Zwei Thesen zum Doppelmord von Altenstadt
Mit Unterstützung eines Rechtsmediziners der Uni Ulm gehen die Ermittler rasch von einem Tötungsdelikt aus. Zu dem Zeitpunkt gibt es zwei Thesen. Erstens, dass der oder die Täter aus dem sozialen Nahfeld des Ehepaares stammen. Zweitens, dass ein unbekannter Dritter sich Zugang zum Wohnhaus verschafft hat – trotz der fehlenden Einbruchsspuren. Auch digitale Spurenträger, etwa Smartphones, werden ausgewertet.

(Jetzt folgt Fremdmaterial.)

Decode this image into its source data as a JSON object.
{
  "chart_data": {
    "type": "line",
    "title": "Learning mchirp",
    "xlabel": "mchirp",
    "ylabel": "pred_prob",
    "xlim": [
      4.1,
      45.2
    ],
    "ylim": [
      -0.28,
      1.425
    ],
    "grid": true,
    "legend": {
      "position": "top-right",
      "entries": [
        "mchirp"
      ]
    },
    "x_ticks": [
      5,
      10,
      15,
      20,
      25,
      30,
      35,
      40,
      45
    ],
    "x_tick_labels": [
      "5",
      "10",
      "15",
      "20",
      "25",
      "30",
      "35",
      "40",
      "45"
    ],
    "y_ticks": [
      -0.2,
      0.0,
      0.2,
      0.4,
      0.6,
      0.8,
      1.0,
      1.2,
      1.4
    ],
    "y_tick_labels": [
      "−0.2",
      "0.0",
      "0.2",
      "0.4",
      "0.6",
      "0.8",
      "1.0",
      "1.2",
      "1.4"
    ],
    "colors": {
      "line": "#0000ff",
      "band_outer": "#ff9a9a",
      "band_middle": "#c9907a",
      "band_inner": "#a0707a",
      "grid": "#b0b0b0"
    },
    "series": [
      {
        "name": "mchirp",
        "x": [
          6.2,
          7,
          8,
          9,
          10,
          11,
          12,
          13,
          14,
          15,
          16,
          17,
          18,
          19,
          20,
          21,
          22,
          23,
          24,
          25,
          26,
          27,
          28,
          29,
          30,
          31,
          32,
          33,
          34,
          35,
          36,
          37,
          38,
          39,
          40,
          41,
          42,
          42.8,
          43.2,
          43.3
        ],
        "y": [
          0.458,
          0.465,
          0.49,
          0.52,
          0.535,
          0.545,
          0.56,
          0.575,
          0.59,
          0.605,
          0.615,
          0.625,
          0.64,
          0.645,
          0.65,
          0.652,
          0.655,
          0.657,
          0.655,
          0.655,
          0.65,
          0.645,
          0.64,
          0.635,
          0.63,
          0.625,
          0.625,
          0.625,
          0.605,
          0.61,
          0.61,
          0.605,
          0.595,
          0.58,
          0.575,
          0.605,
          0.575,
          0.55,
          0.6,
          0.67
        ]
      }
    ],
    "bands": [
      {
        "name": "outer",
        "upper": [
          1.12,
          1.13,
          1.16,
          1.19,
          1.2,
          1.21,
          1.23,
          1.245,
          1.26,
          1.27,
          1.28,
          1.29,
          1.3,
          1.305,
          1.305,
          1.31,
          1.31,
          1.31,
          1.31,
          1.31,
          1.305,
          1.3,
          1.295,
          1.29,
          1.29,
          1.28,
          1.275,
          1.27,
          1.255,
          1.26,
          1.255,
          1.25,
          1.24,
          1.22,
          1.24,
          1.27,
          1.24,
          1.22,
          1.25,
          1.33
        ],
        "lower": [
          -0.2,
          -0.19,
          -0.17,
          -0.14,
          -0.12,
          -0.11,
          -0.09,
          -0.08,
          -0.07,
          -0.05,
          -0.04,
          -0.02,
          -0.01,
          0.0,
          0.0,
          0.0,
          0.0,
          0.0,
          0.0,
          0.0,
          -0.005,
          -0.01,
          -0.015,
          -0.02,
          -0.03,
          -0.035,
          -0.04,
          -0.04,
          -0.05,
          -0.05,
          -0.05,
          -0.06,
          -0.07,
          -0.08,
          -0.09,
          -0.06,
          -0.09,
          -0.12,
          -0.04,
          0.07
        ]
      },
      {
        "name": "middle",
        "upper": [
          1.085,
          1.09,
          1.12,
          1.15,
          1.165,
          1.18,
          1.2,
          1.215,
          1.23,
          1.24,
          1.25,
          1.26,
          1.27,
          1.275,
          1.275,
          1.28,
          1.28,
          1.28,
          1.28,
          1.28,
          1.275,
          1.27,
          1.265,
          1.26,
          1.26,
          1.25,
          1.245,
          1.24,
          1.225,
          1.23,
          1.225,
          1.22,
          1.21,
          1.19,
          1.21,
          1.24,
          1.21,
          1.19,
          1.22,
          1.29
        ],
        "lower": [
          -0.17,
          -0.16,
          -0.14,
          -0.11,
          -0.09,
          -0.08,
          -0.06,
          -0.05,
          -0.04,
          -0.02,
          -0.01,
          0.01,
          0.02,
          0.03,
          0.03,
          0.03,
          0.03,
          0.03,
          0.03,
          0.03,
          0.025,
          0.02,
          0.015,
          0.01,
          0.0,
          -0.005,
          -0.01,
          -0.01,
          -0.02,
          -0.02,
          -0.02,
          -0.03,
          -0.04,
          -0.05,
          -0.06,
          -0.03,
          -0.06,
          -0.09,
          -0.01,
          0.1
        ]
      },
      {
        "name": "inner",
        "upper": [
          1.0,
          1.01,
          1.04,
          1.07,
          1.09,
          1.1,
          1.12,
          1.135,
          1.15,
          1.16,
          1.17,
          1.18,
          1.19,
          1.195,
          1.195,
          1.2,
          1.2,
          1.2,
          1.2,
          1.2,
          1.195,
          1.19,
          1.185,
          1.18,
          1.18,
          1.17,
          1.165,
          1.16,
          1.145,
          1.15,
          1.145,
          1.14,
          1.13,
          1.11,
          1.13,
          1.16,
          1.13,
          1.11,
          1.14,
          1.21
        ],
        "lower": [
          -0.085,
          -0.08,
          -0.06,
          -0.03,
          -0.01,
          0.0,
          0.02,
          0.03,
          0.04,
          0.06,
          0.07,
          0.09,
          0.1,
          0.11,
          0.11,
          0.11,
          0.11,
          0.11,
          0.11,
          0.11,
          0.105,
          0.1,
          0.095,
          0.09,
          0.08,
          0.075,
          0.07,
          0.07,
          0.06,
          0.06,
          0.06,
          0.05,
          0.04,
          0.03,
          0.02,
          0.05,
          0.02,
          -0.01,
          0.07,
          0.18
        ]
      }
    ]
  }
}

Die Ermittler rufen die „Soko Mühlbach“ ins Leben, die am 28. April erste Ermittlungsergebnisse präsentiert. Sie schließen jetzt mit hoher Wahrscheinlichkeit aus, dass das getötete Ehepaar einen Einbrecher auf frischer Tat ertappt hat und das Geschehen in der Folge eskalierte. Die Soko hat 42 Vernehmungen durchgeführt, rund 130 Ermittlungsspuren bearbeitet und etwa 180 Asservate sichergestellt und bereits teils ausgewertet.
Verhältnisse und Lebensumstände rund um das getötete Ehepaar werden beleuchtet. Soko und Staatsanwaltschaft Memmingen ermitteln Personen aus dem sozialen Umfeld der Getöteten sowohl aus der Gegenwart als auch aus der Vergangenheit, die Motive für die Tat haben können.
Ein „blutiger Tatort“
Der Plan des Täters oder der Täter, das Geschehen wie einen erweiterten Suizid aussehen zu lassen, ging demnach nicht auf. Da es sich um einen „blutigen Tatort“ handelt, haben die Ermittler mit Unterstützung der Bereitschaftspolizei weitere Absuchen in einem entsprechend großen Radius um den Tatort vorgenommen. Unter anderem standen mögliche Fahrtstrecken potenzieller Täter zum Objekt und von diesem wieder weg im Fokus. Details zum konkreten Tatablauf können zu dem Zeitpunkt noch immer nicht bekannt gegeben werden, sagt Kriminaloberrat Robert Graf, Leiter der Soko.
Nun haben die Ermittlungen einen noch größeren Radius erhalten. Das Polizeipräsidium Reutlingen teilt auf Anfrage mit: „Aktuell sind in diesem Fall auch Überprüfungen in Albstadt notwendig.“ Die beiden Orte liegen gut 100 Kilometer – mehr als eineinhalb Autostunden über Landstraßen – voneinander entfernt. Details zu den Ermittlungen im Zollernalbkreis kommunizieren die Behörden nicht. Oberstaatsanwalt Thorsten Thamm, Sprecher der Staatsanwaltschaft Memmingen, sagt, er wolle „aus ermittlungstaktischen Gründen“ Angaben weder bestätigen noch dementieren.
Holger Stabik vom Polizeipräsidium Schwaben Süd/West bestätigt, dass im Rahmen der Ermittlungen der Soko „Überprüfungen in Albstadt notwendig geworden sind“. Mehr als das „können, wollen und sollen wir nicht sagen“.